Baba Marzouq
Baba Marzouq
Dans son livre "Le mouvement national algérien", l'écrivain algérien a qualifié de "cheikh des historiens", Abu al-Qasim Saadallah, canon "Baba Marzouk", selon lequel "l'une des premières actions entreprises par les Français, le transfert du canon Baba Marzouk d'Algérie vers la France", Il a ajouté que le canon était un symbole de beaucoup de choses: "Avant tout, le symbole de la masculinité et du pouvoir, et son transfert, en plus d'être un banditisme militaire et culturel, signifiait que l'Algérie n'avait pas de symbole plus fort et plus virulent."Fabriqué en Algérie
Sur ordre du souverain ottoman algérien Hassan Pasha, le canon "Baba Marzouk" a été fabriqué dans les usines de la zone de guerre de Bab El Oued en 1542 et était unique à l'époque en raison de ses qualités.
Baba Marzouq mesure sept mètres de long et pèse douze tonnes. Ses obus ont une portée d'environ cinq kilomètres. Il est supervisé par quatre hommes d'artillerie puissants et a été érigé à l'entrée d'Alger, en plus de dizaines de petits canons puissants.

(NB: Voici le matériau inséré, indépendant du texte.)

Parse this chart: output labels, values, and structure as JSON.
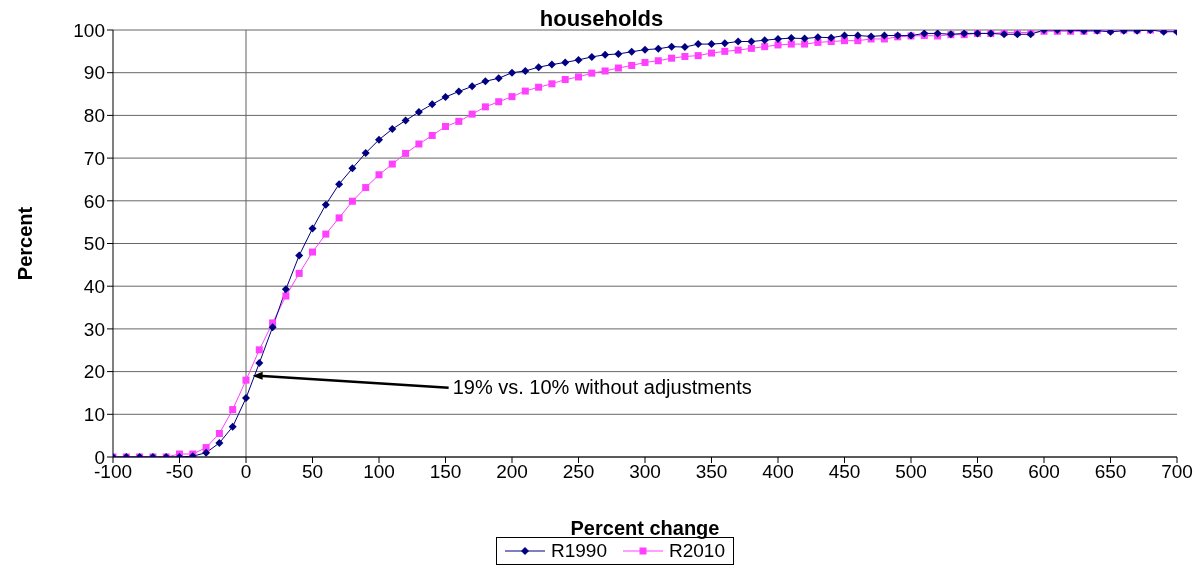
{
  "chart_data": {
    "type": "line",
    "title": "households",
    "xlabel": "Percent change",
    "ylabel": "Percent",
    "x": [
      -100,
      -90,
      -80,
      -70,
      -60,
      -50,
      -40,
      -30,
      -20,
      -10,
      0,
      10,
      20,
      30,
      40,
      50,
      60,
      70,
      80,
      90,
      100,
      110,
      120,
      130,
      140,
      150,
      160,
      170,
      180,
      190,
      200,
      210,
      220,
      230,
      240,
      250,
      260,
      270,
      280,
      290,
      300,
      310,
      320,
      330,
      340,
      350,
      360,
      370,
      380,
      390,
      400,
      410,
      420,
      430,
      440,
      450,
      460,
      470,
      480,
      490,
      500,
      510,
      520,
      530,
      540,
      550,
      560,
      570,
      580,
      590,
      600,
      610,
      620,
      630,
      640,
      650,
      660,
      670,
      680,
      690,
      700
    ],
    "series": [
      {
        "name": "R1990",
        "color": "#000080",
        "marker": "diamond",
        "values": [
          0,
          0,
          0,
          0,
          0,
          0,
          0.2,
          1,
          3.3,
          7.1,
          13.8,
          22,
          30.4,
          39.3,
          47.2,
          53.5,
          59.1,
          63.9,
          67.6,
          71.2,
          74.3,
          76.8,
          78.8,
          80.8,
          82.6,
          84.3,
          85.6,
          86.8,
          88,
          88.7,
          90,
          90.4,
          91.3,
          91.9,
          92.4,
          93,
          93.7,
          94.2,
          94.4,
          94.9,
          95.4,
          95.6,
          96.1,
          96,
          96.7,
          96.7,
          96.9,
          97.3,
          97.3,
          97.6,
          97.9,
          98.1,
          98,
          98.3,
          98.2,
          98.7,
          98.7,
          98.5,
          98.7,
          98.7,
          98.7,
          99.2,
          99.2,
          99,
          99.2,
          99.2,
          99.2,
          99,
          99,
          99,
          100,
          100,
          100,
          99.8,
          99.8,
          99.6,
          99.8,
          99.8,
          100,
          99.6,
          99.6
        ]
      },
      {
        "name": "R2010",
        "color": "#ff40ff",
        "marker": "square",
        "values": [
          0,
          0,
          0,
          0,
          0,
          0.7,
          0.7,
          2.2,
          5.5,
          11.1,
          18,
          25.1,
          31.4,
          37.7,
          43,
          48,
          52.2,
          56,
          59.9,
          63.1,
          66.1,
          68.6,
          71.1,
          73.3,
          75.3,
          77.4,
          78.6,
          80.3,
          82,
          83.2,
          84.4,
          85.7,
          86.6,
          87.4,
          88.4,
          89,
          89.9,
          90.4,
          91.1,
          91.7,
          92.4,
          92.8,
          93.4,
          93.8,
          94,
          94.6,
          95,
          95.3,
          95.7,
          96.1,
          96.5,
          96.7,
          96.7,
          97.1,
          97.3,
          97.5,
          97.5,
          97.9,
          97.9,
          98.4,
          98.6,
          98.7,
          98.6,
          98.9,
          98.9,
          99.2,
          99.2,
          99.4,
          99.4,
          99.4,
          99.7,
          99.7,
          99.7,
          99.7,
          99.9,
          100,
          100,
          100,
          100,
          100,
          100
        ]
      }
    ],
    "xlim": [
      -100,
      700
    ],
    "xticks": [
      -100,
      -50,
      0,
      50,
      100,
      150,
      200,
      250,
      300,
      350,
      400,
      450,
      500,
      550,
      600,
      650,
      700
    ],
    "ylim": [
      0,
      100
    ],
    "yticks": [
      0,
      10,
      20,
      30,
      40,
      50,
      60,
      70,
      80,
      90,
      100
    ],
    "grid": "y",
    "legend": "bottom",
    "ref_lines": [
      {
        "axis": "x",
        "value": 0,
        "color": "#606060"
      }
    ],
    "annotations": [
      {
        "text": "19% vs. 10% without adjustments",
        "x": 5,
        "y": 19
      }
    ]
  }
}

Pendant deux siècles, la marine algérienne a utilisé Baba Marzouk dans de nombreuses batailles navales et a réussi à repousser les attaques des Européens, notamment la campagne du roi de France Louis XIV en 1671, mentionnée dans le livre "Le chef-d'œuvre de la pathologie dans l'Etat de Bakdasha" et la campagne de l'admiral Estre en 1688. L'âme
Missiles humains
La France appelle Baba Marzouk le titre de consulaire, et l'ancien ambassadeur de France, Bernard Pagouli, a mentionné ce titre dans son dernier livre, Le soleil ne se lancera pas de l'est.
L’histoire remonte à la fin du XVIIe siècle et, lorsque le souverain algérien n’a pas réussi à convaincre les Français de mettre fin à l’agression, il a amené les 13 membres du corps diplomatique français en Algérie à l’époque et les a jetés hors du canon "Baba Marzouk".
"Les Français l'ont appelé (consul) et lui ont fait trembler s'il les mentionnait, parce que dans le passé, les Algériens avaient mis dans son cratère le consul de France (Lofashi) en 1683 et l'avaient bombardé à la mer, puis l'avaient répété avec le successeur de Loffashi, Byul, en 1688," a écrit l'historien algérien, Abu al-Qasim Saadallah. Lors du bombardement du commandant de la flotte de la 14e flotte de Louis Ducini à Alger. "
La revanche de la FranceAprès l'occupation de l'Algérie en 1830, les Français déplacèrent en France le pistolet légendaire "Baba Marzouk", et furent placés en mémorial dans l'une des places de la ville de "Brest" érigée et son cratère au ciel, surmontée d'une bite (symbole de la France), posant ses jambes sur son cratère, elle reste toujours l'affaire .
Des chercheurs et des militants d'associations historiques algériennes ont cherché à récupérer le canon, mais les autorités françaises ont refusé de le rendre.
"Baba Marzouq a tué le consul de France et il est aujourd'hui à Brest, en France, surmonté d'un coq. Je n'ai pas caché ma position à l'histoire symbolique de ce canon. Lors de ma visite en Algérie, un responsable algérien m'a donné un livre à ce sujet", a déclaré l'ancien ambassadeur de France, Pajoly.
Les Algériens ont immortalisé le canon "Baba Marzouk" avec une production culturelle et artistique, notamment la chanson "Baba Marzouk Ja" et la poésie "Baba Marzouk Sayed Defender of Mahrousa", qui a été transformée en une épopée poétique de la langue populaire locale, écrite sous la forme d'un conte.